Strengths and limitations

A primary strength of this meta-analysis is the inclusion of the recent, large-scale FINE-ARTS HF trial, which provides high-fidelity evidence for finerenone in HFmrEF/HFpEF[18]. Large trials minimize bias and improve the precision of treatment effect estimates[39]. Furthermore, the consistency of benefit across prespecified subgroups-including ejection fraction and concurrent SGLT2 inhibitor use enhances the external validity of our results[18,40-42].

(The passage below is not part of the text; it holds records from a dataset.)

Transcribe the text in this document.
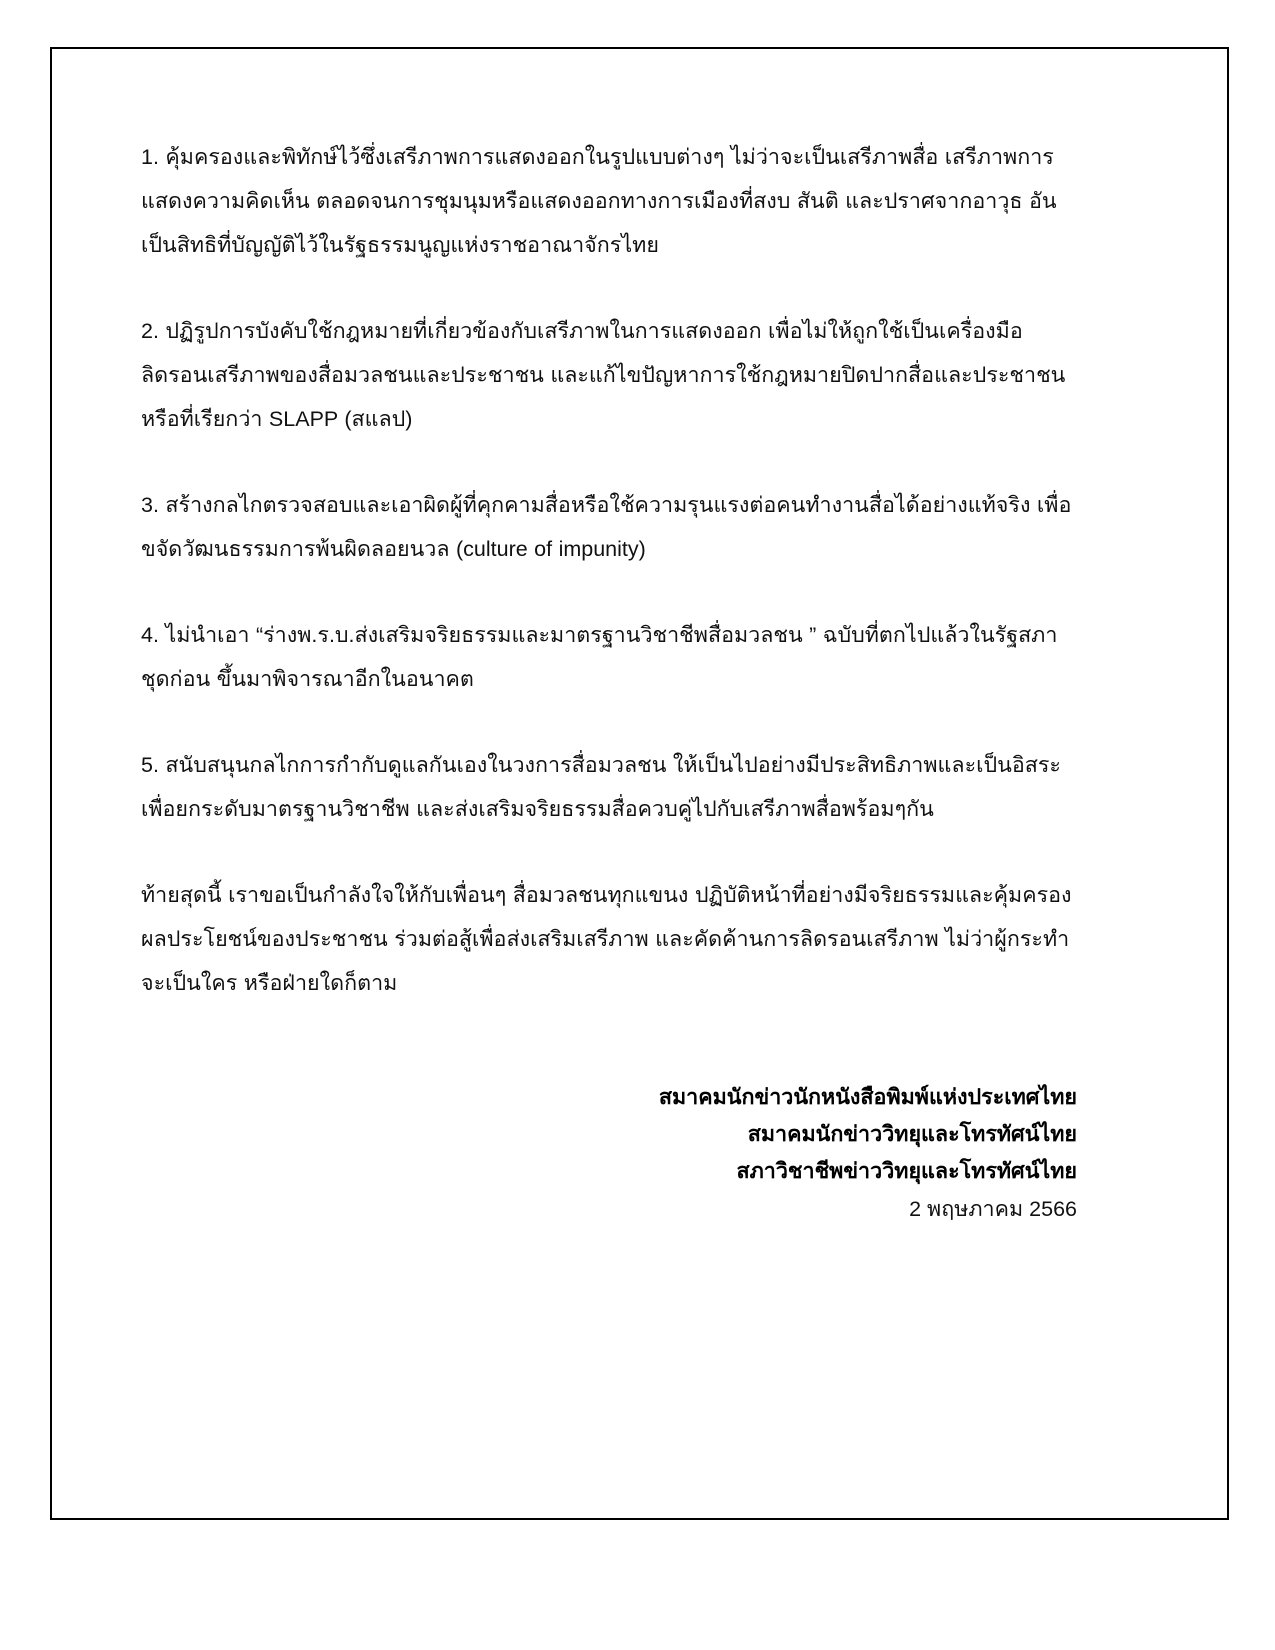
1. คุ้มครองและพิทักษ์ไว้ซึ่งเสรีภาพการแสดงออกในรูปแบบต่างๆ ไม่ว่าจะเป็นเสรีภาพสื่อ เสรีภาพการแสดงความคิดเห็น ตลอดจนการชุมนุมหรือแสดงออกทางการเมืองที่สงบ สันติ และปราศจากอาวุธ อันเป็นสิทธิที่บัญญัติไว้ในรัฐธรรมนูญแห่งราชอาณาจักรไทย

2. ปฏิรูปการบังคับใช้กฎหมายที่เกี่ยวข้องกับเสรีภาพในการแสดงออก เพื่อไม่ให้ถูกใช้เป็นเครื่องมือลิดรอนเสรีภาพของสื่อมวลชนและประชาชน และแก้ไขปัญหาการใช้กฎหมายปิดปากสื่อและประชาชน หรือที่เรียกว่า SLAPP (สแลป)

3. สร้างกลไกตรวจสอบและเอาผิดผู้ที่คุกคามสื่อหรือใช้ความรุนแรงต่อคนทำงานสื่อได้อย่างแท้จริง เพื่อขจัดวัฒนธรรมการพ้นผิดลอยนวล (culture of impunity)

4. ไม่นำเอา “ร่างพ.ร.บ.ส่งเสริมจริยธรรมและมาตรฐานวิชาชีพสื่อมวลชน ” ฉบับที่ตกไปแล้วในรัฐสภาชุดก่อน ขึ้นมาพิจารณาอีกในอนาคต

5. สนับสนุนกลไกการกำกับดูแลกันเองในวงการสื่อมวลชน ให้เป็นไปอย่างมีประสิทธิภาพและเป็นอิสระ เพื่อยกระดับมาตรฐานวิชาชีพ และส่งเสริมจริยธรรมสื่อควบคู่ไปกับเสรีภาพสื่อพร้อมๆกัน

ท้ายสุดนี้ เราขอเป็นกำลังใจให้กับเพื่อนๆ สื่อมวลชนทุกแขนง ปฏิบัติหน้าที่อย่างมีจริยธรรมและคุ้มครองผลประโยชน์ของประชาชน ร่วมต่อสู้เพื่อส่งเสริมเสรีภาพ และคัดค้านการลิดรอนเสรีภาพ ไม่ว่าผู้กระทำจะเป็นใคร หรือฝ่ายใดก็ตาม

สมาคมนักข่าวนักหนังสือพิมพ์แห่งประเทศไทย
สมาคมนักข่าววิทยุและโทรทัศน์ไทย
สภาวิชาชีพข่าววิทยุและโทรทัศน์ไทย
2 พฤษภาคม 2566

However, limitations exist. The relatively small number of eligible RCTs constrains the power of subgroup analyses and the detection of rare safety signals[43,44]. While statistical heterogeneity was low, this must be interpreted with caution given the low power of Cochran’s Q in small meta-analyses[42]. Additionally, our results are heavily influenced by FINE-ARTS HF; while robust, reliance on a single dominant trial limits the assessment of consistency across diverse clinical settings[39]. Finally, the median follow-up of 32 months may not fully capture the long-term cumulative benefits or late-emerging risks inherent to lifelong HF therapy[43-45].

CONCLUSION

This meta-analysis establishes that finerenone significantly improves clinical outcomes in patients with HF, particularly those with mildly reduced or preserved ejection fraction, a phenotype with historically few evidence-based therapies. The consistency of benefit across the ejection fraction spectrum and regardless of background SGLT2 inhibitor use supports finerenone as a high-value addition to GDMT. The safety profile is favorable, with hyperkalemia proving manageable and rarely leading to treatment discontinuation. Future research should prioritize long-term outcome data and real-world effectiveness. Ongoing trials, including REDEFINE-HF, CONFIRMATION-HF, and FINALITY-HF, will further elucidate the role of finerenone across the continuum of HF.